- Aghbolagh-e Mokhur Location within Iran
- Coordinates: 38°59′44″N 44°49′47″E﻿ / ﻿38.99556°N 44.82972°E
- Country: Iran
- Province: West Azerbaijan
- County: Showt
- District: Qarah Quyun
- Rural District: Cheshmeh Sara

Population (2016)
- • Total: 72
- Time zone: UTC+3:30 (IRST)

= Aghbolagh-e Mokhur =

Village in West Azerbaijan province, Iran

Aghbolagh-e Mokhur (اغبلاغ مخور) (Note: Also romanized as Āghbolāgh-e Mokhūr; also known as Āqbolāgh) is a village in Cheshmeh Sara Rural District of Qarah Quyun District in Showt County, West Azerbaijan province, Iran.

==Demographics==
===Population===
At the time of the 2006 National Census, the village's population was 125 in 25 households, when it was in Qarah Quyun-e Jonubi Rural District of the former Showt District in Maku County.
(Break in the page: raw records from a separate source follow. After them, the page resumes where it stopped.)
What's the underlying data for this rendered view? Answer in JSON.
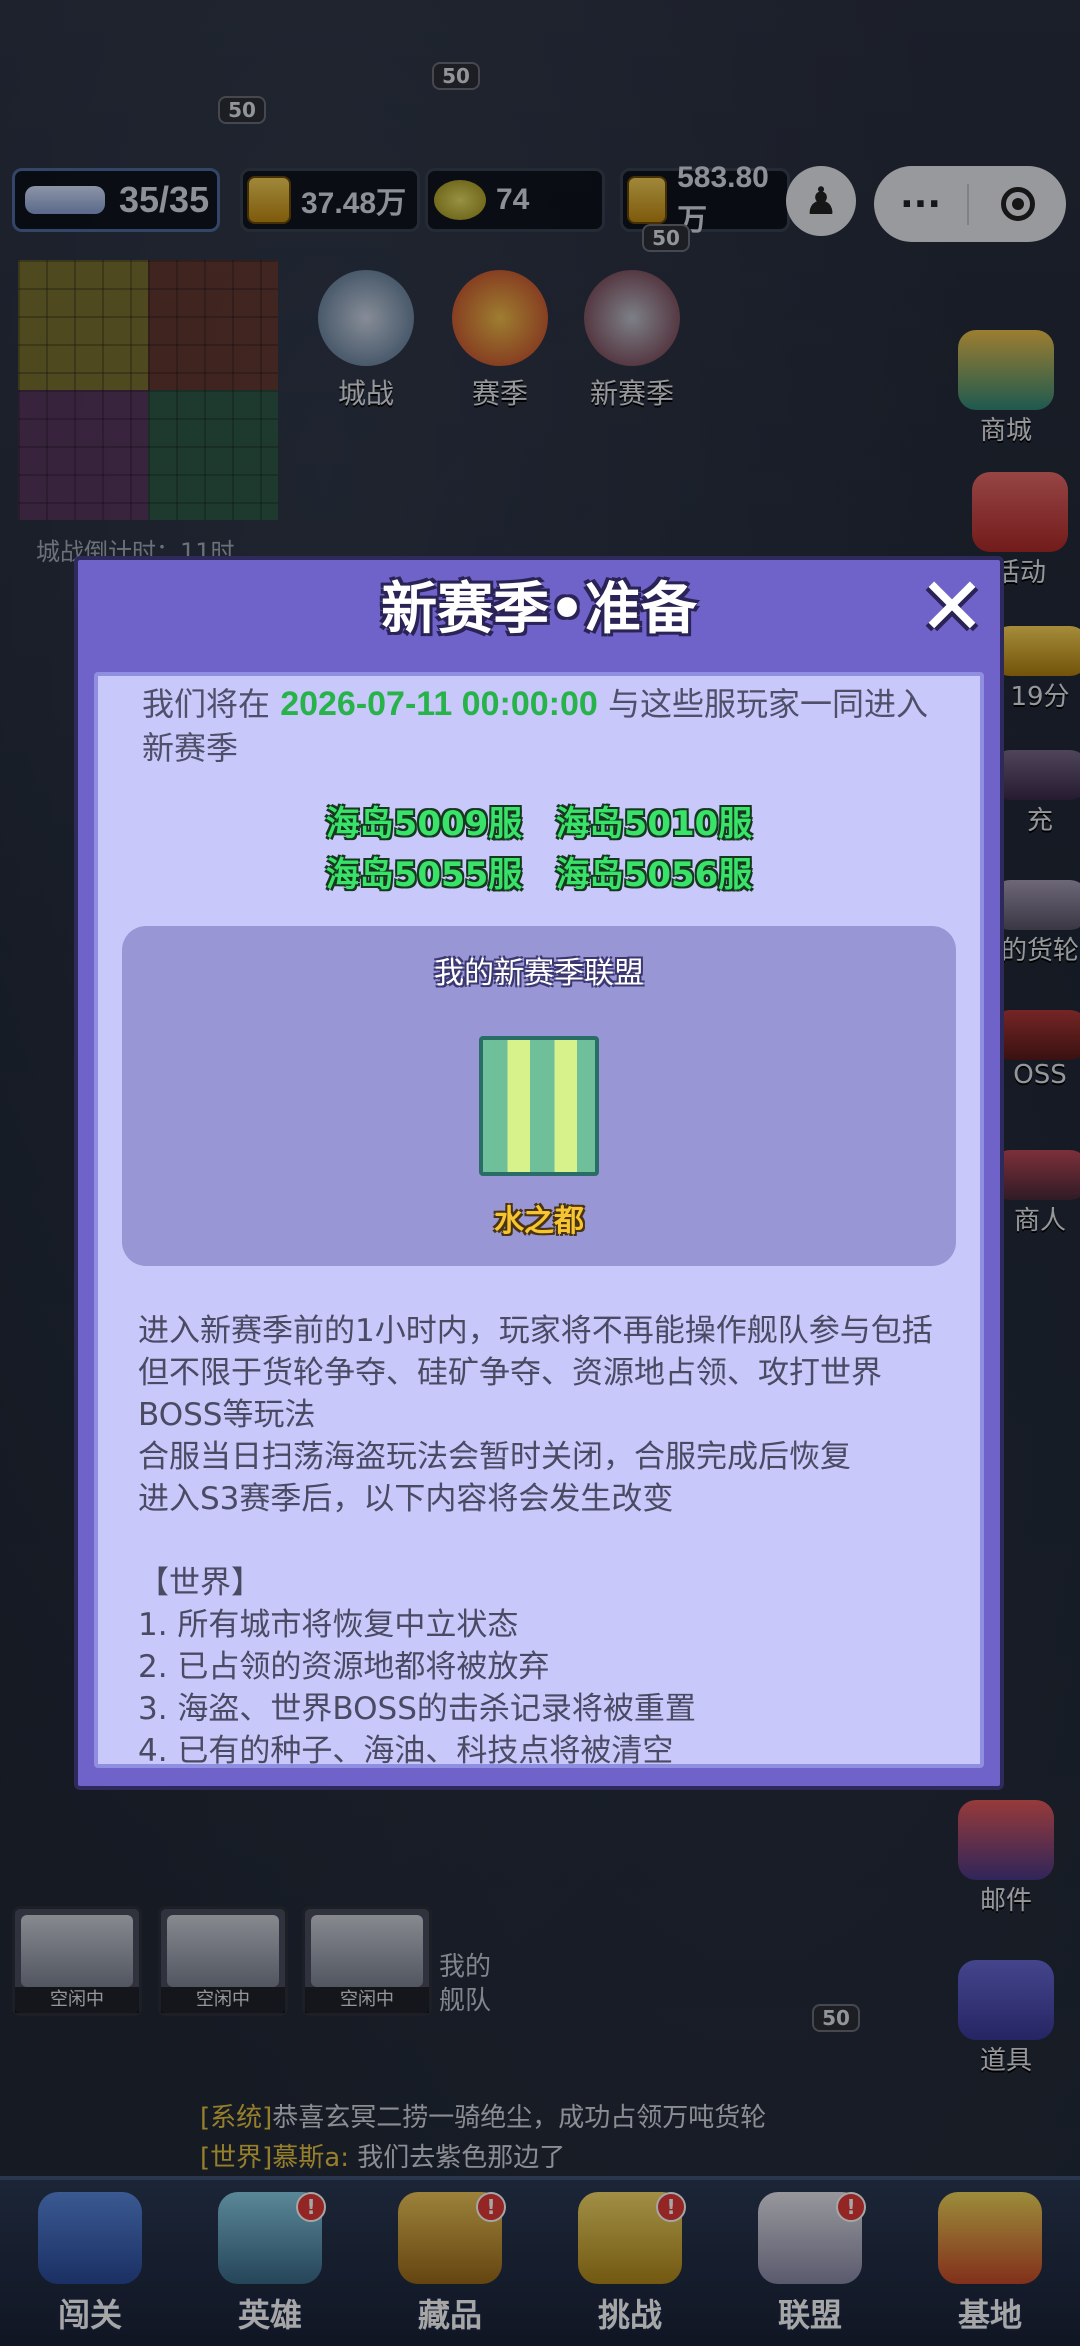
{
  "hud": {
    "ships": "35/35",
    "gold": "37.48万",
    "coins": "74",
    "resource": "583.80万"
  },
  "capsule": {
    "more": "···"
  },
  "map": {
    "countdown": "城战倒计时：11时"
  },
  "top_icons": [
    "城战",
    "赛季",
    "新赛季"
  ],
  "side_icons": {
    "shop": "商城",
    "activity": "活动",
    "timer": "19分",
    "charge": "充",
    "cargo": "的货轮",
    "boss": "OSS",
    "merchant": "商人",
    "mail": "邮件",
    "items": "道具"
  },
  "ship_badges": [
    "50",
    "50",
    "50",
    "50"
  ],
  "fleet": {
    "slots": [
      "空闲中",
      "空闲中",
      "空闲中"
    ],
    "label": "我的舰队"
  },
  "chat": [
    {
      "channel": "[系统]",
      "text": "恭喜玄冥二捞一骑绝尘，成功占领万吨货轮"
    },
    {
      "channel": "[世界]慕斯a:",
      "text": "我们去紫色那边了"
    }
  ],
  "nav": [
    {
      "label": "闯关",
      "badge": ""
    },
    {
      "label": "英雄",
      "badge": "!"
    },
    {
      "label": "藏品",
      "badge": "!"
    },
    {
      "label": "挑战",
      "badge": "!"
    },
    {
      "label": "联盟",
      "badge": "!"
    },
    {
      "label": "基地",
      "badge": ""
    }
  ],
  "modal": {
    "title": "新赛季•准备",
    "close": "✕",
    "intro_before": "我们将在 ",
    "intro_date": "2026-07-11 00:00:00",
    "intro_after": " 与这些服玩家一同进入新赛季",
    "servers": [
      "海岛5009服",
      "海岛5010服",
      "海岛5055服",
      "海岛5056服"
    ],
    "alliance_title": "我的新赛季联盟",
    "alliance_name": "水之都",
    "notes": [
      "进入新赛季前的1小时内，玩家将不再能操作舰队参与包括但不限于货轮争夺、硅矿争夺、资源地占领、攻打世界BOSS等玩法",
      "合服当日扫荡海盗玩法会暂时关闭，合服完成后恢复",
      "进入S3赛季后，以下内容将会发生改变",
      "",
      "【世界】",
      "1. 所有城市将恢复中立状态",
      "2. 已占领的资源地都将被放弃",
      "3. 海盗、世界BOSS的击杀记录将被重置",
      "4. 已有的种子、海油、科技点将被清空"
    ]
  },
  "colors": {
    "modal_frame": "#6f62c9",
    "modal_body": "#c8c8fb",
    "date_green": "#28b24a",
    "server_green": "#39e36a",
    "alliance_gold": "#f6c531"
  }
}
The following census in 2011 counted 95 people in 26 households, by which time the district had been separated from the county in the establishment of Showt County. The rural district was transferred to the new Qarah Quyun District, and Aghbolagh-e Mokhur was transferred to Cheshmeh Sara Rural District created in the same district. The 2016 census measured the population of the village as 72 people in 24 households.